For binary classification, when the target label is of type string, then the labels are sorted alphanumerically and the largest label is chosen as the the positive class. The ROC curve can also be defined in the multi-class setting by returning a single curve for each class.

Area under the curve (AUC)

AUC stands for Area Under the Curve. Here, the curve is the ROC curve. As mentioned above, a good ROC curve has a lot of space under it (because the true positive rate shoots up to 100% very quickly). A bad ROC curve covers very little area.

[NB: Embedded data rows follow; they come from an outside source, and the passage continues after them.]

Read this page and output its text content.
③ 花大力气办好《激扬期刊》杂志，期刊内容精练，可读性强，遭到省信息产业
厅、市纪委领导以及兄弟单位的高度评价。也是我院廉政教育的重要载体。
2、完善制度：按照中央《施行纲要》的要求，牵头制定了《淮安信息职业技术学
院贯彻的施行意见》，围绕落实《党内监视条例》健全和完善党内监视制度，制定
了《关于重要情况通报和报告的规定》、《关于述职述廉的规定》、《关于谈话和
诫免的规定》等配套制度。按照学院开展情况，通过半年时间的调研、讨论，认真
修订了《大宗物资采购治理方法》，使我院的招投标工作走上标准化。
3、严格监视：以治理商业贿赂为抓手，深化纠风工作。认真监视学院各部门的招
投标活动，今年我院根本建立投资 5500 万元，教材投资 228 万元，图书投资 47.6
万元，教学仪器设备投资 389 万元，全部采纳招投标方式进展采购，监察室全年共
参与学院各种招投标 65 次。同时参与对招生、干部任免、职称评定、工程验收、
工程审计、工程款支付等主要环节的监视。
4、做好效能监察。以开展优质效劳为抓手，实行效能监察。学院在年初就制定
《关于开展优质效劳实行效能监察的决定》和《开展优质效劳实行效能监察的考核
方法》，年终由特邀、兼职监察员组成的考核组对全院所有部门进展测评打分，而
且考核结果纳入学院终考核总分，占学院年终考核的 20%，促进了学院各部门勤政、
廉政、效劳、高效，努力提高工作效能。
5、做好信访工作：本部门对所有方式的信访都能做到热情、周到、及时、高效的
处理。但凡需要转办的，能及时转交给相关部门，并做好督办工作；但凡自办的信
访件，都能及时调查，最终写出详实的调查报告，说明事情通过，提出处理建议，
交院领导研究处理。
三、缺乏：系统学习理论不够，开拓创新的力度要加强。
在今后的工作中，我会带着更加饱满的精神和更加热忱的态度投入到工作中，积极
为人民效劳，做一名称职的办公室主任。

targets = graphlab.SArray([0, 1, 1, 0])
predictions = graphlab.SArray([0.1, 0.35, 0.7, 0.99])

auc = graphlab.evaluation.auc(targets, predictions)
print auc
0.5

Note: The auc score is computed using a binned histogram and hence always contains 100K rows. The binned histogram provides a curve that is accurate to the 5th decimal.

The AUC score can also be defined then the target classes are of type string. For binary classification, when the target label is of type string, then the labels are sorted alphanumerically and the largest label is considered the "positive" label.

targets = graphlab.SArray(["cat", "dog", "cat", "dog"])
predictions = graphlab.SArray([0.1, 0.35, 0.7, 0.99])

auc = graphlab.evaluation.auc(targets, predictions)
print auc
0.5

Multi-class area under curve

The AUC score can also be defined in the multi-class setting. Here, the metrics can be "averaged" across all the classes in many possible ways. Some of them are:

  • macro: Calculate metrics for each "class" independently, and find their unweighted mean. This does not take label imbalance into account.
  • None: Return a metric corresponding to each class.